Agora morreu Carolina, matriarca Kaiabi, Kawaiwete, da humanidade. A antiga senhora que sempre andara com seu cajado ao equilíbrio dos homens e no mundo. Partiu a pouco.
Todos os velhos estão a arrumar suas bagagens, estão partindo. Diante da morte não há recursos e todo mundo tem direito igual. Os anciões indígenas se despedem da terra, das matas, das águas partem e na cabeça nossa, os viventes de agora rodam as velhas posturas e arriscam como as borboletas sempre fazem, circunstância do tempo e sua linha.
Agora teremos que nos virar sozinhos, isso é a história.
A Carolina eu admirava tanto. Sempre tão séria e firme ao olhar para câmera, tão doce nas palavras curtas que pronunciava e um abraço maternal e santo na despedida; a aldeia é ideia de lugar deveras. Sentia nela uma conduta clara na jornada obtusa da humanidade, um valor de madeira de lei, tal jatobá e a seriedade das mulheres denominadas sábias.
Os velhos estão a morrer nas antigas aldeias, levam seus conhecimentos e histórias da alma, vamos perdendo e ganhando o que foi possível registrar, lembranças não fáceis de contar ou expor.
Carolina significa em nossa tradição ocidental mulher doce, mulher do povo.

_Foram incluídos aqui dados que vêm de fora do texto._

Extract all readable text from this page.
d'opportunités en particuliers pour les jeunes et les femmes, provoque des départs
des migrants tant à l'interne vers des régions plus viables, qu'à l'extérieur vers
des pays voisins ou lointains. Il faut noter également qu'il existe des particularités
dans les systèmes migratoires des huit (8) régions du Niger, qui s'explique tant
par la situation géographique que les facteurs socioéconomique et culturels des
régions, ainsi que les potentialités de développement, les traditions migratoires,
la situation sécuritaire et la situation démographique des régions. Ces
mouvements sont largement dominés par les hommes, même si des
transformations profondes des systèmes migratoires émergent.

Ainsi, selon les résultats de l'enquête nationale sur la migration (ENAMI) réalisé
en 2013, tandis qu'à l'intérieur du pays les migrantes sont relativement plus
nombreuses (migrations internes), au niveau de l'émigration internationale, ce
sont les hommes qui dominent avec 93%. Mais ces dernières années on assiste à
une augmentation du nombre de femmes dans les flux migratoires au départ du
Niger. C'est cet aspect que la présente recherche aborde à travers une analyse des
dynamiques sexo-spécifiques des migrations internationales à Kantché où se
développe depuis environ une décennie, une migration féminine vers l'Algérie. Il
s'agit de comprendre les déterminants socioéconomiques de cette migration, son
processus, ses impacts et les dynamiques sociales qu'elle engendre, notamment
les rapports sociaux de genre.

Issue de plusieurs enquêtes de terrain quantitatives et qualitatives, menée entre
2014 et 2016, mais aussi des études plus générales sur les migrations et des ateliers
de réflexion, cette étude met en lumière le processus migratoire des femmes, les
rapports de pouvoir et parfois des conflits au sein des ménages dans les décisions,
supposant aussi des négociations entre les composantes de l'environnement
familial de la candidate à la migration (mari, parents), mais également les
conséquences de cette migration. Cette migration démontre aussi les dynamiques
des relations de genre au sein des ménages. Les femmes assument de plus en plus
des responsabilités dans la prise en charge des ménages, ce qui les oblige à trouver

Carolina foi uma das primeiras mulheres Kawaiwete a ir para o Xingu com o marido, o pajé Prepori, em convite feito por Orlando Villas Boas, pois o território tradicional dos indígenas na região do rio Teles Pires estava sendo intensamente invadido.
Não sei dizer aqui porque essa mulher originária e das entranhas resolveu assumir nome assim para os brasileiros, mas seu espírito indicou chamar-se mulher doce. Assim foi e parte agora, mulher de seu povo, esposa do fundamental pajé Prepori, homem que perpetuou a etnia Kawaiwete para viver no Xingu.
Descanse, apesar de nossa sede que segue novas carolinas insistem, flui Carolina.